The Seattle Times minority owner cites an 81 percent 'loss in value'

McClatchy, which owns 49.5 percent but has no say in operations, says its share of the locally owned, private company dropped in value in less than a year from $102 million to $19 million.
McClatchy, which owns 49.5 percent but has no say in operations, says its share of the locally owned, private company dropped in value in less than a year from $102 million to $19 million.

On Monday, Nov. 5, the latest six-month newspaper circulation results were released showing The Seattle Times bucking the industry's seemingly inexorable downward slide, with a 1.2 percent circulation increase over the same period last year. Times Circulation Director Alan Fisco dashed off a memo to the paper's staff praising the increase as "a magnificent achievement."

Indeed it was. But while Fisco and the Times folk were celebrating the good news in Seattle, The McClatchy Co., which owns 49.5 percent of the Seattle Times Co., was putting the final touches down in Sacramento on second-quarter financial results. Those figures offer a grim snapshot of how things are faring at the state's largest daily and the newspaper industry in general.

McClatchy disclosed on Thursday, Nov. 8, that it wrote off $1.52 billion of the worth of 31 newspapers and other holdings. Buried deep in a quarterly filing to the Securities and Exchange Commission was further news that the writedown included a drop of $69.1 million in valuation of McClatchy's stake in the Seattle Times Co. The Times, which is not publicly held, does not report finances to the SEC, so McClatchy's publicly stated value of its holding is the only data anyone outside the companies has to gauge the worth and vitality of the Seattle newspaper and its siblings. (Besides the flagship paper in Seattle, the Seattle Times Co. owns newspapers in Yakima and Walla Walla, Wash.; three daily newspapers in Maine; and several weekly publications here and there.)

Put another way, since McClatchy acquired its Times stake through purchase of Knight Ridder last year, the value of the Times asset, in the eyes of McClatchy, is a stomach-churning 81 percent less than reported to the SEC at the beginning of the year. What McClatchy stated was worth $102.2 million then is thought to be worth a mere $19.0 million now. And as McClatchy noted in this latest SEC filing, it now sees the loss in value of the Seattle Times Co. as "other than temporary."

... Due to continuing challenging business conditions, management determined that a loss in value of its investments in STC [Seattle Times Co.] and Ponderay [Newsprint Company], which are other than temporary declines, should be recognized. As a result, the Company recorded a write down of $69.1 million and $6.0 million to reduce its investment in STC and Ponderay, respectively, to their fair value as of September 30, 2007. No write downs were required for the Company's other investments in unconsolidated subsidiaries and joint ventures.

McClatchy Treasurer Elaine Lintecum declined to offer any additional information about the company's plans for its Times holding, other than to declare that the writedown "doesn't change the investment at all."

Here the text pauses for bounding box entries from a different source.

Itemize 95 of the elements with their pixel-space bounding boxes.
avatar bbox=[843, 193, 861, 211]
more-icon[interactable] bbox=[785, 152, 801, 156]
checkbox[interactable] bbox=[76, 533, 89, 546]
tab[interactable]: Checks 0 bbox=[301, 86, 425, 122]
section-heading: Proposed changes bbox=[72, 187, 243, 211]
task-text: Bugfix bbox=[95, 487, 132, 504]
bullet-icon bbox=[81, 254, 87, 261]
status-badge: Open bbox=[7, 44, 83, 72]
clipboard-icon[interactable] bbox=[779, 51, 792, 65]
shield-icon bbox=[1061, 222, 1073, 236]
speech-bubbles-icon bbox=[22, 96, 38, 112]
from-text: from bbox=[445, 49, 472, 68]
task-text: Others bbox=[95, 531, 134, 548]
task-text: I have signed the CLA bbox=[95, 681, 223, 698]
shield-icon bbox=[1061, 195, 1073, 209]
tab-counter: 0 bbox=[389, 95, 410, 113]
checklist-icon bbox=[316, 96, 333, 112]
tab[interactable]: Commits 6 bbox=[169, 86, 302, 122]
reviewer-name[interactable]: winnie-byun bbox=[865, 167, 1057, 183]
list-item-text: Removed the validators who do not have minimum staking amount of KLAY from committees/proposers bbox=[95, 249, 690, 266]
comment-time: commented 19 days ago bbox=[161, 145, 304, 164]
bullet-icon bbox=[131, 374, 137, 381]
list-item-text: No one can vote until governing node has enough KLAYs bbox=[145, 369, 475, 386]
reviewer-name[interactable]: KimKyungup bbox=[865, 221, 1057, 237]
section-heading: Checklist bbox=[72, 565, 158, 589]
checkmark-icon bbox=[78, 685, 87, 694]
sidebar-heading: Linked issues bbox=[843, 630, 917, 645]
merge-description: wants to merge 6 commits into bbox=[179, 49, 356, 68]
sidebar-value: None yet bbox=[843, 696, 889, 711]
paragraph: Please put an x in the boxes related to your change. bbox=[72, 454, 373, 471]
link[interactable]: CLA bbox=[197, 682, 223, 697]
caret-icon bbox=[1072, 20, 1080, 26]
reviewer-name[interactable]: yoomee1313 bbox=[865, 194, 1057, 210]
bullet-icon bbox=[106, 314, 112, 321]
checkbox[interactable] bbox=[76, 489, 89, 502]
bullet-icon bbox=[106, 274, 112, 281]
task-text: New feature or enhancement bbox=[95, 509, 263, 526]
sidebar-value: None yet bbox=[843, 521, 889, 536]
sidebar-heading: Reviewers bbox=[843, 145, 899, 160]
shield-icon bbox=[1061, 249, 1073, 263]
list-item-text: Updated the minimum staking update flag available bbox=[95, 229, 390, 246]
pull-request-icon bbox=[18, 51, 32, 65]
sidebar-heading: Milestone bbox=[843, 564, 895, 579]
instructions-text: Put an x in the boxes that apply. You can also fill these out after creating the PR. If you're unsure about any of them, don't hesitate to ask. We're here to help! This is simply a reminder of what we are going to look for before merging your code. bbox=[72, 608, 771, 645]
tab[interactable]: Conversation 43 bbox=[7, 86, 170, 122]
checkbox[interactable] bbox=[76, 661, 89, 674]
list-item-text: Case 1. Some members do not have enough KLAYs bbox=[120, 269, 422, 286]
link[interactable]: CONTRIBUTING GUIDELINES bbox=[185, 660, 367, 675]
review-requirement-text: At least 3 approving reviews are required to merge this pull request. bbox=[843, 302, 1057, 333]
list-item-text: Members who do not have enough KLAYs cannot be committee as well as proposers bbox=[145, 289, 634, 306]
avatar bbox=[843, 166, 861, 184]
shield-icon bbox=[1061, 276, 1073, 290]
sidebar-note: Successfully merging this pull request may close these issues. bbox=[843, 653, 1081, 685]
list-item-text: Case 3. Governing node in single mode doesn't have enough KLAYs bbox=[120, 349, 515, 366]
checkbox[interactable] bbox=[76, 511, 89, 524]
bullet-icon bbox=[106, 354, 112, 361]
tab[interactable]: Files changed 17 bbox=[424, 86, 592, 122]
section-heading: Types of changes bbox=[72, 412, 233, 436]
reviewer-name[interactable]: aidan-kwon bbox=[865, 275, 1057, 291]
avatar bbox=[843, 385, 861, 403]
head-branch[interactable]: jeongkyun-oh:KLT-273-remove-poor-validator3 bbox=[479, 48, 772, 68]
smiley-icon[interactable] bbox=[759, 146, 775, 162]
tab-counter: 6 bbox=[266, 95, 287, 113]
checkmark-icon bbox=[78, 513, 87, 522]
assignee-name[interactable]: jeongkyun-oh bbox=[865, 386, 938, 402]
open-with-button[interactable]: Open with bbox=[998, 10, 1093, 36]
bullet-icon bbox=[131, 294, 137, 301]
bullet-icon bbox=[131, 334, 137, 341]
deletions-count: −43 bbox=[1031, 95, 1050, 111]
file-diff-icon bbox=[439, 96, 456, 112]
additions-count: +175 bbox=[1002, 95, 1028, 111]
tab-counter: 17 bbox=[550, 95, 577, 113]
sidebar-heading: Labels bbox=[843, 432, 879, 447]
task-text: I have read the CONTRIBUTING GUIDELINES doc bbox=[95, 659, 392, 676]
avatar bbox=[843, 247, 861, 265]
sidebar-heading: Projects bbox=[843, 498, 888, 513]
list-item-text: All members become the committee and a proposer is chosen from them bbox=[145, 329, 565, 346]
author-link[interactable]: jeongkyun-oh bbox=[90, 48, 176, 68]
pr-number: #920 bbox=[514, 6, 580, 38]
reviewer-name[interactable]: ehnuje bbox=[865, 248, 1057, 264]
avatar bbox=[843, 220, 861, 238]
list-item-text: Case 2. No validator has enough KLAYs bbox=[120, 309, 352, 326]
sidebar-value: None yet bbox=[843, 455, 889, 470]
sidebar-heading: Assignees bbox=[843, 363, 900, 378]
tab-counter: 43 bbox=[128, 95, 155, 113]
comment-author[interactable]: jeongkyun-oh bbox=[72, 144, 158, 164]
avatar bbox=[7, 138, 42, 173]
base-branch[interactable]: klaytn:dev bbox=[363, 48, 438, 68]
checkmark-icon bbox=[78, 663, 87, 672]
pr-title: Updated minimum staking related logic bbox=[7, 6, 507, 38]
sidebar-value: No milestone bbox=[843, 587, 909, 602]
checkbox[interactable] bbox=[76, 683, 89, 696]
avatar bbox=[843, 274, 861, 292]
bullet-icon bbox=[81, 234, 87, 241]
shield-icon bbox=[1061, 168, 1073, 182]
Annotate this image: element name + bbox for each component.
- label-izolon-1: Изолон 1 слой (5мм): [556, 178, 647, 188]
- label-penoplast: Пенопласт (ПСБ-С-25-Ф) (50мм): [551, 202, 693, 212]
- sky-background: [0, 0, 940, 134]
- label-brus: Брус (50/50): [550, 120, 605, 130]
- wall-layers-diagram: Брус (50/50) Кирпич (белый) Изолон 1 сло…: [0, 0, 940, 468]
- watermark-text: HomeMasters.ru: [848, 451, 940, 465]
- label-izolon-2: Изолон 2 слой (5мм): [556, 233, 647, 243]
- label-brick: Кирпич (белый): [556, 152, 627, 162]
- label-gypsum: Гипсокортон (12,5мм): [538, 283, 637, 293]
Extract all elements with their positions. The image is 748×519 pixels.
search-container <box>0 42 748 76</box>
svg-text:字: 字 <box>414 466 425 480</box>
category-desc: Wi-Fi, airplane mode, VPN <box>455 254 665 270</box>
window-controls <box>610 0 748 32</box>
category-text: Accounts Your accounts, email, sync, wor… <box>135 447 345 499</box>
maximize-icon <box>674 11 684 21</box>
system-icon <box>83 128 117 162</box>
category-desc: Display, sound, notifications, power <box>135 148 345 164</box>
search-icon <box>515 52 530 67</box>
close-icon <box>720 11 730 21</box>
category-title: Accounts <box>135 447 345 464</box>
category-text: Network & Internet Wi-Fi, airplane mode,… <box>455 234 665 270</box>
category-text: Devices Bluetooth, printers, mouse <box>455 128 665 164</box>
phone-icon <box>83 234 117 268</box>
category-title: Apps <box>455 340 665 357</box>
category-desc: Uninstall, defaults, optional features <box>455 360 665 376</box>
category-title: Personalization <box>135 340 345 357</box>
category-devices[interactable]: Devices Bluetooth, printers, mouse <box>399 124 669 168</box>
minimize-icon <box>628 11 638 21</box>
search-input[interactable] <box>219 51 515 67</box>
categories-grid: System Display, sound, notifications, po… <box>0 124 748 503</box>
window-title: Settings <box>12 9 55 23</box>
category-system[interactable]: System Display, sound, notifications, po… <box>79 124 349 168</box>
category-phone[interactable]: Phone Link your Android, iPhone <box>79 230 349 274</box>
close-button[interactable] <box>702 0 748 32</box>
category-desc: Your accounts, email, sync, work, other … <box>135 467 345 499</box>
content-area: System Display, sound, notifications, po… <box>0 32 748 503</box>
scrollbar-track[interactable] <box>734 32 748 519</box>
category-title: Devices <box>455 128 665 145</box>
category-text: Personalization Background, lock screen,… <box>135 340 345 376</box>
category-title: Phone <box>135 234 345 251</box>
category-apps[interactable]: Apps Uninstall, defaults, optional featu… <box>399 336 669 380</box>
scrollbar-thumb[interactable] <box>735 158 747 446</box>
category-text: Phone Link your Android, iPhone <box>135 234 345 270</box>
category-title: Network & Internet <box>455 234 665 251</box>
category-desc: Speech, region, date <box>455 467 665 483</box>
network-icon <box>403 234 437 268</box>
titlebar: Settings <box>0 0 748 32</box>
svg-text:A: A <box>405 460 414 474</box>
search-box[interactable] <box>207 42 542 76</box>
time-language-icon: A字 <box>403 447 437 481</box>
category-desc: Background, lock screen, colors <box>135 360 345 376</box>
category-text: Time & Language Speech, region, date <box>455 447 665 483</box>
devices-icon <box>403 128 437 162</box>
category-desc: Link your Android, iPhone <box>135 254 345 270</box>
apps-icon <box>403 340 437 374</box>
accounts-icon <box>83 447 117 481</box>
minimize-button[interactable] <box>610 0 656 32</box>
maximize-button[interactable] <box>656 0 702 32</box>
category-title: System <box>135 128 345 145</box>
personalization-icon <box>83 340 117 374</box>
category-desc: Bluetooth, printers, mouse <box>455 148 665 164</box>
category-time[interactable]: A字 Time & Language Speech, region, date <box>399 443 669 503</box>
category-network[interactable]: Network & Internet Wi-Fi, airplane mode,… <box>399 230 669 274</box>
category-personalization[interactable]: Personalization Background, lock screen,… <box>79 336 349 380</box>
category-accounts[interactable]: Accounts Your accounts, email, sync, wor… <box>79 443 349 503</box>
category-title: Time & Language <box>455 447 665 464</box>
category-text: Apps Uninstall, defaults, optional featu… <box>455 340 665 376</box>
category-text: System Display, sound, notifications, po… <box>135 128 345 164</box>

Lintecum referred to a statement released yesterday by McClatchy's Chairman and Chief Executive Officer Gary Pruitt in which he noted that newspaper revenues have declined across the industry and his company's $4 billion acquisition of Knight Ridder last year will ultimately be seen as a good business move.

Pruitt's statement didn't mention The Seattle Times, and Times spokeswoman Jill Mackie declined to fill in the blanks. "This is an action taken by McClatchy," she said. "McClatchy's announcement is in no way a reflection on the operations of the Times. It is unrelated to our internal accounting." She insisted the value of McClatchy's Times Co. stake and the 50.5 percent majority share held by the Seattle-based Blethen family are only "tangentially related." True, a non-controlling stake is worth far less than a controlling stake, even if the portions are relatively even at 49.5 percent and 50.5 percent.

But the declaration by McClatchy that its nearly half share of the Seattle Times Co. is worth a mere $19.0 million will probably not generate quite the joy that Circulation Director Fisco's memo was intended to produce among Times staffers. Mackie said the Times has no plans for "across-the-board layoffs" and added, "no operational changes are anticipated that are in any way related to McClatchy's writedown." Rumors of cutbacks have been circulating lately at the paper, according to Liz Brown, administrative officer for the Pacific Northwest Newspaper Guild, which represents 249 Times employees. Brown said that if the newspaper does decide to trim its staff, the union must receive four weeks notice. "That hasn't happened," she said.

Two years ago, during a long-running scrap with the Seattle Post-Intelligencer over the future of their joint operating agreement, the Times cut its employee rolls by about 100 positions after Publisher Frank Blethen said the paper was losing money. At the time, Blethen warned that the Times was in such financial straits it might have to be sold. Since settling with the P-I in August, at a cost to the Times Co. of about $24 million, the Times management has become far less talkative about internal finances. "Generally speaking," Mackie said when asked by Crosscut about the Times's current financial health, "it's not our habit to talk about these things."